“crisis” refers a moment when the body identifies intense danger
April 19, 2016 6:15 PM   Subscribe

“To Become Louder, Even Still”: Responses to Sexual Violence in Literary Spaces Apogee Journal has collected fourteen responses from writers to sexual violence perpetrated in the literary community.
“I think of crisis now because these moments force us to confront the urgent matter of what it means to work within literary spaces that perpetuate violence and silence their survivors. In a sense, what we are experiencing is a series of crises that bring the immediacy of this violence to light. Yet somehow the urgency dissipates just as quickly. Though we often look to the act of writing as documentation and witness, the writing of violence somehow becomes the burden of those who have endured it and forgotten by those with the privilege to ignore.

We at Apogee Journal put out a call for contributors to respond to this very subject because we are against forgetting. In the following responses, contributors turned to poetry, prose, and essay to address a recurring crisis. At times they force us to sit with the grief of surviving such violence. Other times they demand that we take back the spaces that have become unsafe. Contributor Mahogany L. Browne writes that for us to stop this violence, we all must “become louder, even still.” We ask that you consider these responses as echoes—as a response to a history of responses to violence. May they resound with such volume that every response following becomes an even brighter and more unrelenting noise.”
posted by Fizz (1 comment total) 10 users marked this as a favorite
 
A lot of powerful stuff there, thanks for posting it. I especially liked THE WRITER CHOOSES TO REMAIN ANONYMOUS (taking women writers seriously), which starts with a quote from Elena Ferrante:
“Yes, I hold that male colonization of our imaginations—a calamity while ever we were unable to give shape to our difference—is, today, a strength. We know everything about the male symbol system; they, for the most part, know nothing about ours, above all about how it has been restructured by the blows the world has dealt us. What’s more, they are not even curious, indeed they recognize us only from within their system.”
And continues:
in light of ferrante’s optimism i wonder how we can use this calamity, this colonization of our imaginations, even the rape of our minds, as a strength, as a private language in which women can understand each other, as particular to women across race and class divides. who among us has not felt the predatory pernicious eye of the male gaze on our bodies because we present as feminine in the world? who among us hasn’t felt the humiliation of it? and is this a language of womanhood? is it a language the courts and universities and even journalists have a hard time understanding?

[. . .]

when asked whether she was in a sense erasing herself by choosing to keep her identity a secret, elena ferrante replies:

“No, if you write and publish you are hardly erasing yourself…Today I feel, thanks to this decision, that I have gained a space of my own, a space that is free, where I feel active and present.
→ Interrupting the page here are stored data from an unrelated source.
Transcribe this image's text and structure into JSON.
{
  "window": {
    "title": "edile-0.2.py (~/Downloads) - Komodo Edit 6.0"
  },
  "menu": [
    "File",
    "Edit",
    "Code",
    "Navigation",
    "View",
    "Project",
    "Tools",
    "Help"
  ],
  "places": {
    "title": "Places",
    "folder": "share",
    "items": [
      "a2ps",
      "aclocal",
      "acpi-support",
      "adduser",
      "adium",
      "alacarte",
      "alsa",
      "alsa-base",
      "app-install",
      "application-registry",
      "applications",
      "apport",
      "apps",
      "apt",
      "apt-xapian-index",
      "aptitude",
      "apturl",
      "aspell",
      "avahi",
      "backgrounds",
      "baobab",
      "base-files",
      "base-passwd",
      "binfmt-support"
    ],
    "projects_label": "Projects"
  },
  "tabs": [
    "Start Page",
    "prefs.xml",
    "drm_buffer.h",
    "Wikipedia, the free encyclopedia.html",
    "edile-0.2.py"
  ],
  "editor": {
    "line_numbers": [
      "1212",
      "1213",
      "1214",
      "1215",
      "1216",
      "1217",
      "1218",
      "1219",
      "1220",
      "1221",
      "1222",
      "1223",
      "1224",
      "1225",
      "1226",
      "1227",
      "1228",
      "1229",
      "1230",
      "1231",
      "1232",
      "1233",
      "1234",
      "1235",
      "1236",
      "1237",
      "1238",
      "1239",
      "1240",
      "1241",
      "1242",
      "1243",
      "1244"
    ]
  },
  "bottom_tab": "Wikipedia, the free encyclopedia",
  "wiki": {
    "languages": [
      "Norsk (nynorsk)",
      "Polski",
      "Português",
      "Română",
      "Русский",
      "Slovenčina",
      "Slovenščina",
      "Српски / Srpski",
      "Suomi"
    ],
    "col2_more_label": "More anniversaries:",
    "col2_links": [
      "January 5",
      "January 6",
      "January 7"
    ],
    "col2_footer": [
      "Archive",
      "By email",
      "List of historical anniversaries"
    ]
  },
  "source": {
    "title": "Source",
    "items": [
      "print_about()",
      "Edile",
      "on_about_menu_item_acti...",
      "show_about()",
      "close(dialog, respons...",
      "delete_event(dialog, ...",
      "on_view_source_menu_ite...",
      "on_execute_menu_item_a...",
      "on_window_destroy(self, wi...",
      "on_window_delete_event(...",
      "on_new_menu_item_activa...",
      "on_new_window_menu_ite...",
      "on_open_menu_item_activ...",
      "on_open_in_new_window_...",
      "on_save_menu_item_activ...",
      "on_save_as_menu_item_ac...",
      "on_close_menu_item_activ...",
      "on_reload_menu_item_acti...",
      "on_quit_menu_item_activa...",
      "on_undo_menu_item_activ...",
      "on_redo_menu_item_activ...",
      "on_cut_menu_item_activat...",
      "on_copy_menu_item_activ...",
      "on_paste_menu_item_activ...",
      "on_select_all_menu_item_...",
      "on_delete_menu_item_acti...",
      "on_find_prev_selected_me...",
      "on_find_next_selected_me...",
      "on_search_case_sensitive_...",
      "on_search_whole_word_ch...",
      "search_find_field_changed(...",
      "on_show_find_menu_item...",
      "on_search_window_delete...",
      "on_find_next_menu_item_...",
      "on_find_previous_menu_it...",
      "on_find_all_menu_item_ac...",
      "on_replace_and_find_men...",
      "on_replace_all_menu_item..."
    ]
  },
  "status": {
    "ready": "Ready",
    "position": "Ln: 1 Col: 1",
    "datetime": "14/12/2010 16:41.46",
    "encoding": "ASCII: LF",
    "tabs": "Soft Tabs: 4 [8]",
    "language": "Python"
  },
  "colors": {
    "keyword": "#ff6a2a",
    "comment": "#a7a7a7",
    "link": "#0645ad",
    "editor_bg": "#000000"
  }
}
To relinquish it would be very painful.”

painful and, given the scope of the internet today, actually life-threatening. it’s no wonder we call women brave for speaking and writing in public. ...

believing women is a choice, a radical feminist practice when so much of the media we consume tries to convince us not to. but i suspect, as optimistically as ferrante, that our ‘symbol-system’ can be a space in which women recognize each other, like a coded language among sisters, and trust each other as writers and thinkers, and honor that.

[. . .]

facebook for me has become a semi-private space where i can test ideas in a larger community of trusted followers, where i can feel safe in my name and still be on the internet. but beyond the scope of these guarded friend requests i am not brave enough to be a woman writer. and no woman should have to endure the kind of humiliation and assault we are taught to swallow for the sake of our careers.

so in light of these overdue conversations about sexual violence in literary and academic spaces, i believe it also means protecting anonymity and safety, trusting the language of trauma, and naming aggressors, to begin taking charge of our institutions.